Palo Alto Networks today extended its alliance with Okta to provide deeper integrations to enable cybersecurity teams to restrict which applications can be accessed from a secure browser.
At the same time, the two companies also announced they will share actionable threat intelligence between the Identity Threat Protection with Okta AI and the Palo Alto Networks Cortex SecOps platform to provide a unified view of identity-related risks across their entire attack surface.
Palo Alto Networks has been making a case for a Palo Alto Networks Prisma Access Browser based on open-source Chromium software to provide enterprises with a more secure alternative to browsers from Google and Microsoft. The latest integration with Okta now makes it possible to take advantage of a single sign-on platform to restrict which applications an end user is allowed to access.
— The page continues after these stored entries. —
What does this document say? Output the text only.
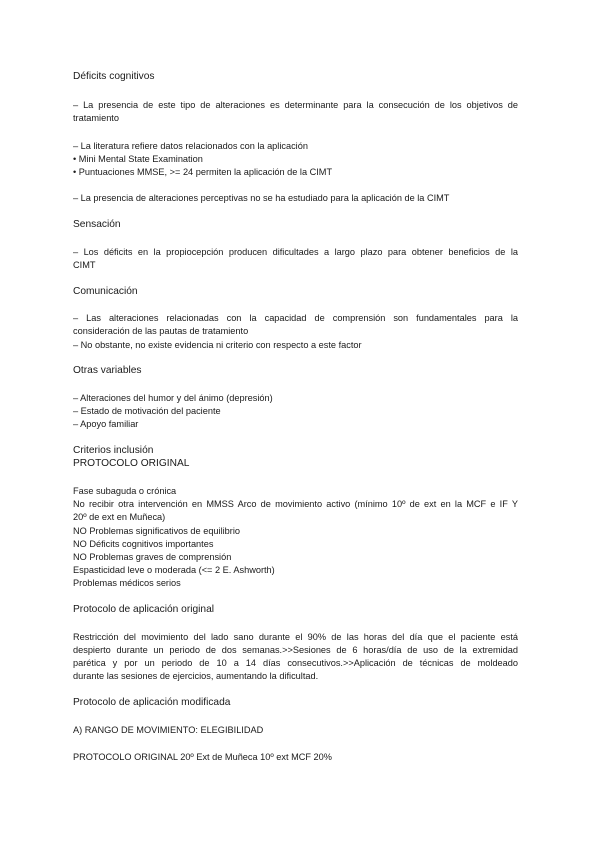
Déficits cognitivos
– La presencia de este tipo de alteraciones es determinante para la consecución de los objetivos de
tratamiento
– La literatura refiere datos relacionados con la aplicación
• Mini Mental State Examination
• Puntuaciones MMSE, >= 24 permiten la aplicación de la CIMT
– La presencia de alteraciones perceptivas no se ha estudiado para la aplicación de la CIMT
Sensación
– Los déficits en la propiocepción producen dificultades a largo plazo para obtener beneficios de la
CIMT
Comunicación
– Las alteraciones relacionadas con la capacidad de comprensión son fundamentales para la
consideración de las pautas de tratamiento
– No obstante, no existe evidencia ni criterio con respecto a este factor
Otras variables
– Alteraciones del humor y del ánimo (depresión)
– Estado de motivación del paciente
– Apoyo familiar
Criterios inclusión
PROTOCOLO ORIGINAL
Fase subaguda o crónica
No recibir otra intervención en MMSS Arco de movimiento activo (mínimo 10º de ext en la MCF e IF Y
20º de ext en Muñeca)
NO Problemas significativos de equilibrio
NO Déficits cognitivos importantes
NO Problemas graves de comprensión
Espasticidad leve o moderada (<= 2 E. Ashworth)
Problemas médicos serios
Protocolo de aplicación original
Restricción del movimiento del lado sano durante el 90% de las horas del día que el paciente está
despierto durante un periodo de dos semanas.>>Sesiones de 6 horas/día de uso de la extremidad
parética y por un periodo de 10 a 14 días consecutivos.>>Aplicación de técnicas de moldeado
durante las sesiones de ejercicios, aumentando la dificultad.
Protocolo de aplicación modificada
A) RANGO DE MOVIMIENTO: ELEGIBILIDAD
PROTOCOLO ORIGINAL 20º Ext de Muñeca 10º ext MCF 20%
Stephen Lee, vice president of technology and partnerships for Okta, said this integration will make it simpler for cybersecurity teams to restrict access to applications without adding any unnecessary friction to the end user experience.
Pam Cyr, vice president of technical partnerships for Palo Alto Networks, added that capability is especially critical in the age where end users and artificial intelligence (AI) agents now more routinely access external large language models (LLMs) that organizations want to make sure are trusted and approved for usage in a corporate environment.
It’s not clear how many organizations have adopted a secure browser alternative, but Palo Alto Networks is betting that number will increase as it becomes clearer that cybercriminals are now routinely exploiting vulnerabilities in browsers that are primarily intended to be used by consumers. The challenge has been overcoming organizational inertia that often results in browsers from Google and Microsoft being deployed without considering the cybersecurity implications.
The one thing that is certain is that the overall level of spending on cybersecurity continues to increase. A survey of 840 cybersecurity leaders conducted by The Futurum Group finds that cybersecurity budgets will increase on average to 11% of the IT budget in 2025, with just under half (49%) planning either a major (10%), moderate (21%) or minor consolidation (18%) to streamline operations.
The biggest challenge when it comes to securing endpoints is balancing security and productivity (37%) and ensuring effective integration with network and cloud security (34%), followed by securing remote/unmanaged devices (32%), improving user experience (32%), managing diverse endpoint types (29%), responding quickly to advanced threats (29%) and managing legacy systems (27%), the survey finds.
Each organization will need to determine for itself what the right balance between cybersecurity and end-user convenience should be. However, as the cost of a breach continues to rise, more organizations than ever are putting more restrictions in place to limit access to applications as part of a zero-trust approach to ensuring cybersecurity.
The issue, of course, is getting everyone affected by those changes to access policies to buy into that approach versus once again looking for ways to end run cybersecurity policies that are deemed to be cumbersome to follow by, for example, setting up a set of shadow IT tools and platforms that are managed independently of an internal IT organization.